It held together under the Elphberg monarchy, at least until the end of the
nineteenth century.  Then things suddenly got more tense, though even so,
there was no ethnic civil war.  There was industrialisation and the
Rothenian underclass swarmed into the cities.  There was a revolution
during the Great War – when Rothenia was neutral - and the proclamation and
recognition of the Rothenian republic after Versailles.  But unlike the
Czechs, the Rothenians didn't throw out the Germans, and there was quite a
lot of resistance by both Rothenian Germans and Rothenian Slavs to the Nazi
occupation.  Rothenia's unusual in Central Europe in that the language
groups seem to get on quite well.  The EU has just sponsored a big academic
programme on what they call the Rothenian Achievement.'
  'Impressive, Will.  You do know your stuff.'  But Harry was stifling a
yawn, and Will took the hint.  The trouble with teaching as a career was
that sometimes you could not shut down the mission to explain.  It made
people avoid you in parties.

  When Harry had left, Will began ransacking his bookshelf.  He had
invested more than was usual in books as a student, and blessed his own
extravagance every day as a teacher.  He was especially proud of his
historical reference collection.  He soon had books stacked on his work
table and his laptop booted up on the web.  He had a talent for intense and
organised research that at least one of his lecturers had recognised, and
he had been urged to go for a postgraduate degree.  But, inspired by the
memory of a charismatic teacher he had benefitted from in his private
school days in Plymouth, it was schoolteaching that Will had wanted to do
more than anything.
  Rothenia had always interested him, and now he was going to wrestle the
subject to the ground.  He took up again with deep interest the Rothenian
guide book Harry had brought.  It was full of gorgeous colour pictures of
châteaux, quaint towns, forests, mountains and dignified cities.  But there
was a lot of historical and architectural information, and he was soon
totally absorbed.  This was his passion, and as addictions went, it was
cheaper than some others he had sampled as a student.

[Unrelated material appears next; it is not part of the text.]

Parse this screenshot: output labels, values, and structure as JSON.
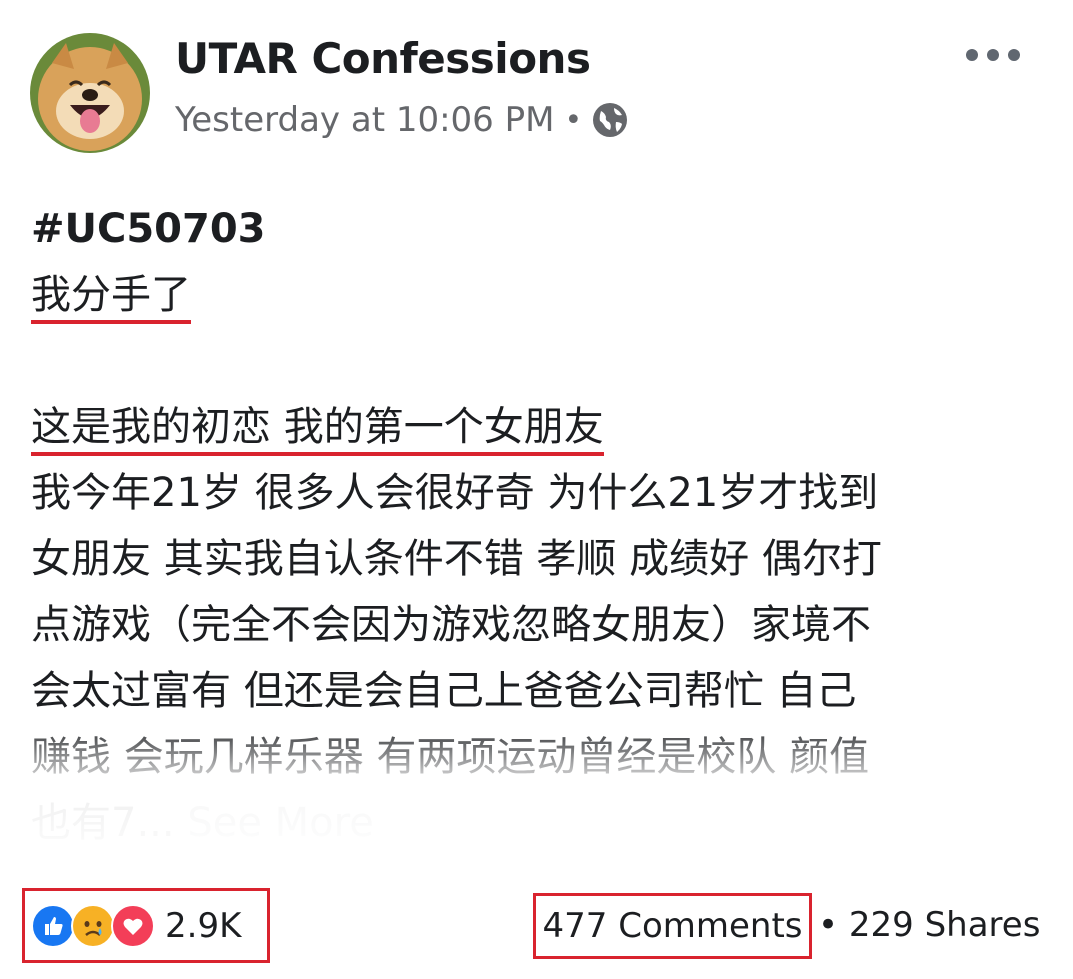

  The Rothenians were western Slavs, like the Czechs.  But their language
and society was more Germanised, because they came under the overlordship
of the Franks early in the eighth century.  There was a Rothenian duke
called Tassilo in 845, and his native dynasty ruled all the way till the
fifteenth century, when the German Elphbergs inherited the duchy.  But the
towns had already been colonised by German burghers, and the aristocracy
too was heavily Germanised.  So the university (founded 1477 by Duke Rudolf
II) was exclusively Germanic and the monoglot Rothenians were squeezed into
a disadvantaged rural limbo.  And this was the big problem for the
country's later history.
  The crisis for the Rothenian Slavs came in the latter end of the
nineteenth century with the extinction of the Elphbergs, who had a talent
for holding their peoples together, partly due to a close alliance with the
Catholic church.  Before 1880 there had begun a literary revival of
Rothenian, and schools were opened up where teaching was in the native
Slavic language, not German.  The aristocracy rediscovered its native roots
and Rothenian costume became fashionable.  Unfortunately the new royal
family proved inept and tried to marginalise the national movement.  Then
in 1917 the king made an even stupider mistake by trying to persuade
Parliament to declare war on the Allies in favour of his Prussian cousins
and, when persuasion failed, attempted a coup.  So a Social Democrat
revolution under Marcus Tildemann overthrew the monarchy and a democratic
republic was proclaimed with Tildemann as first President.
  Will put down the books.  What an odd country, he thought.  But then he
reflected that it was a bit like the way Welsh and English coexisted in
modern Wales reasonably amicably.  He looked at the back of the book for
some Rothenian vocabulary.  It was a weird one.  Will was a little bit of a
linguist, and he could detect lots of Germanic and Latin words amongst the
list, as well as what he imagined was Slavic.  There was a long history of
bickering with the Czechs, since Rothenians were prominent in resisting the
Hussite reformation in the fifteenth century as well as the Calvinists in
the seventeenth century.  The pope had raised the duchy to a kingdom in
1644 as a reward for its loyalty to the faith.  The king of Ruritania had
been given the title 'His Most Faithful Majesty' by papal bull in 1663.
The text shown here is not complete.